Sejak itu, selalu saja ada yang memberiku sebuah titipan salam, katanya dari Yudi. Tapi Yudi siapa? Aku sama sekali tidak tahu dan tidak mau tahu. Aku tergolong orang baru di sekolah ini, tak ada yang ku kenal selain teman sekelasku dan Bayu, apa mungkin dari seseorang yang suka mengamatiku itu? Entah mengapa, bulu kudukku tiba-tiba menjadi merinding mendengarkan bisikan hatiku. ‘Jangan-jangan aku punya musuh lagi. Hih serem,’ tutur hatiku tak berirasional.
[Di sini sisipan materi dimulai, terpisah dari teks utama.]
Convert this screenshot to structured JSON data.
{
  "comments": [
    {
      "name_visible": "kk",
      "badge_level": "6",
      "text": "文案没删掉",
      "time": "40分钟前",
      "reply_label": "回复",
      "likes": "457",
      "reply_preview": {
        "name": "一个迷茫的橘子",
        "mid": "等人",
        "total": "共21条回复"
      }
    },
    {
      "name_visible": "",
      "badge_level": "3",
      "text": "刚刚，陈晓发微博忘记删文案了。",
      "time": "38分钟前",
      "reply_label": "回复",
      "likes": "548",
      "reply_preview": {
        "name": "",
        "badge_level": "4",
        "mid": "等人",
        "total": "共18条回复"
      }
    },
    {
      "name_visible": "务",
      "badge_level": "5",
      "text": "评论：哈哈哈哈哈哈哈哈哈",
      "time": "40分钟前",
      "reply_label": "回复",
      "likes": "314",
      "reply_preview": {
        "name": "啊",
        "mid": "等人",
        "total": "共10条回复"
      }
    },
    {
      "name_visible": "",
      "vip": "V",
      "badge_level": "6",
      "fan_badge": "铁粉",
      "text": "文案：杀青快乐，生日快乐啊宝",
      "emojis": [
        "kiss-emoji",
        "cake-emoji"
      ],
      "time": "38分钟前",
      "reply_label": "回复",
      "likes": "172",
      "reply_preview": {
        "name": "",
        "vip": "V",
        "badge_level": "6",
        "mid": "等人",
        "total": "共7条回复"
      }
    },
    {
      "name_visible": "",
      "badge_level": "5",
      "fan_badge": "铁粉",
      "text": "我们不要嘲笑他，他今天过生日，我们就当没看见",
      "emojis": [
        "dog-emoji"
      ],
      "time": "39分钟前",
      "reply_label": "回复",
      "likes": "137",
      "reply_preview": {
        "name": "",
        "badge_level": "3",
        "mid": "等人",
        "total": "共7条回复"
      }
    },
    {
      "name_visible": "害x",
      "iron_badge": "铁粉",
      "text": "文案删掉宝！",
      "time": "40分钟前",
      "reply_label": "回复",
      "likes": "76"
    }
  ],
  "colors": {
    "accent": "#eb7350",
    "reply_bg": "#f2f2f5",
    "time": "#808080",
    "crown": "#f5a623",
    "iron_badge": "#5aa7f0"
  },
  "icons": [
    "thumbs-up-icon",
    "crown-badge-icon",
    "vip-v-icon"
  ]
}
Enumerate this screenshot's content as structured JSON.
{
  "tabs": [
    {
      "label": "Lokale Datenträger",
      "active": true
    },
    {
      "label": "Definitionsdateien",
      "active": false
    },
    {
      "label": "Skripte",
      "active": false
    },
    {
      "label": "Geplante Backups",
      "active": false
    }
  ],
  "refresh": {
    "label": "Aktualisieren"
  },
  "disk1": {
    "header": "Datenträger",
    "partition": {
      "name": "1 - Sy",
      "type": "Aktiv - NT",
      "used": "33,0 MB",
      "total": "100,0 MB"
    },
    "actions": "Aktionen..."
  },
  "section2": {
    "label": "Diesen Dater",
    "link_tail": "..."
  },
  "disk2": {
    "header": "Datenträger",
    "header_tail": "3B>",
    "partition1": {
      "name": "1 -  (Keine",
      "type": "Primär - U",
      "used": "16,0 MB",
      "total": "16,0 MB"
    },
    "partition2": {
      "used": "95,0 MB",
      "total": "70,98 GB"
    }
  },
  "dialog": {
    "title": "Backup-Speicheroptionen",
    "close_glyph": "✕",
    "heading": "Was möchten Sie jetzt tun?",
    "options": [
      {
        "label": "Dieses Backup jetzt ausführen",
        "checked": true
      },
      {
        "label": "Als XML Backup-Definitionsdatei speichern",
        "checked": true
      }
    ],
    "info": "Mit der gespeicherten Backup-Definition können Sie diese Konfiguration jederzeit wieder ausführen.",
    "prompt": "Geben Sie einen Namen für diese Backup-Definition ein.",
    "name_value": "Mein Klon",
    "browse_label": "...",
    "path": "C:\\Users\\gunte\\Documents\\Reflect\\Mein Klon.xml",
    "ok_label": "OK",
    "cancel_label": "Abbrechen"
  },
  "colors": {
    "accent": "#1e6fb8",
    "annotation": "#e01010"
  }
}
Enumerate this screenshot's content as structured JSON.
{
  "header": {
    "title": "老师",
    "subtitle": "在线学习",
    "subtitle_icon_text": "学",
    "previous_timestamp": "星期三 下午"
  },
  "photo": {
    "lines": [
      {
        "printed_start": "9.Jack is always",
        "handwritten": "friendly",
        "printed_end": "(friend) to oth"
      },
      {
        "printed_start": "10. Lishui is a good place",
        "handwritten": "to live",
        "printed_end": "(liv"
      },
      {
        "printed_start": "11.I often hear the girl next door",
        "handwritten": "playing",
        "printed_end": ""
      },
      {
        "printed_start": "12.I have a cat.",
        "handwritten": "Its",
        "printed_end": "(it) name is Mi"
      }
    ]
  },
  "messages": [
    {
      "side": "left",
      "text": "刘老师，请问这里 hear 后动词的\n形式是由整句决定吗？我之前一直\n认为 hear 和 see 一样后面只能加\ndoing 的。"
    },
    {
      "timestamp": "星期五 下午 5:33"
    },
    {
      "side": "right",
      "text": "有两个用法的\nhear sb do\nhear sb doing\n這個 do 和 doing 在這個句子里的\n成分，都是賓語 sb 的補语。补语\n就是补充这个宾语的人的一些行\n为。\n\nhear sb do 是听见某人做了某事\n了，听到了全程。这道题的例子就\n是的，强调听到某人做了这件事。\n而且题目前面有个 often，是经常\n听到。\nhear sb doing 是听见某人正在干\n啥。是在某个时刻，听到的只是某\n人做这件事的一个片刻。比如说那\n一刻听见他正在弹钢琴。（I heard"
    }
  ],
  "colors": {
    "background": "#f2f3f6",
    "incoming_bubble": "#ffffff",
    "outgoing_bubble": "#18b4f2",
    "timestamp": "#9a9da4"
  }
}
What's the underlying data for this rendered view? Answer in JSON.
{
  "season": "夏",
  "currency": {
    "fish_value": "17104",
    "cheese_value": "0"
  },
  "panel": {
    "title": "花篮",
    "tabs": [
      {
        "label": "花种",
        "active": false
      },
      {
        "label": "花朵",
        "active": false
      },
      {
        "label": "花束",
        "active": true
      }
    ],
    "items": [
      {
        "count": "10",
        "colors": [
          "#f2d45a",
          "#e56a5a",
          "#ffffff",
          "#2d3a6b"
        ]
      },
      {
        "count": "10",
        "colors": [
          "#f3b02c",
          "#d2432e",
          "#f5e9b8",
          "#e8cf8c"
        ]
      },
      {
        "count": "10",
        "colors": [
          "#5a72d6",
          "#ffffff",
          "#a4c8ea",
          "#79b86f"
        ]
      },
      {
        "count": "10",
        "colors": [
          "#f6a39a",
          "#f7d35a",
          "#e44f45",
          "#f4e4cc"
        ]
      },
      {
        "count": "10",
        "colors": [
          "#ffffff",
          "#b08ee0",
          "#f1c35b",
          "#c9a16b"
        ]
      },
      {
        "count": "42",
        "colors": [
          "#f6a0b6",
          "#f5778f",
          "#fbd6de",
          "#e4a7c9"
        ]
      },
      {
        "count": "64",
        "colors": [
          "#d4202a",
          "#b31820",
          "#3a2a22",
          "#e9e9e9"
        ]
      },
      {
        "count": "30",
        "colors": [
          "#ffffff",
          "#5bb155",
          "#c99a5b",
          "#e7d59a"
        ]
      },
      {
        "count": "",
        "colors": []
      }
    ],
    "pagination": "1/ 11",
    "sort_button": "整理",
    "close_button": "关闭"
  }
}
Malam ini mungkin malam yang paling membuatku berdebar. Ya, memang benar halnya bahwa aku sudah sering keluar bersama Bayu, tapi entahlah dengan malam ini. Terasa begitu riang dan berbeda. Ataukah Bayu mendengar semua luahan hatiku selama ini? Dan.., tapi ah tidak mungkin juga. Kita kan sahabat.
Seperti biasa, semuanya terasa lengkap bersama Bayu. tak ada sedikitpun celah dalam sebuah lingkaran yang tercipta oleh kebersamaanku dengannya. Mungkinkah ia dapat mendengar lantunan hatiku ini? Ah, bahagia rasanya bila memikirkan segalanya tentang dia. Tapi, ketika ku ingat-ingat kembali persahabatan kami, terasa tidak pantas bila aku mengharapkan sesuatu yang lebih dari dirinya.
“Bel, kamu dengar apa nggak sih?” pertanyaannya membuatku terbangun dari lamunan.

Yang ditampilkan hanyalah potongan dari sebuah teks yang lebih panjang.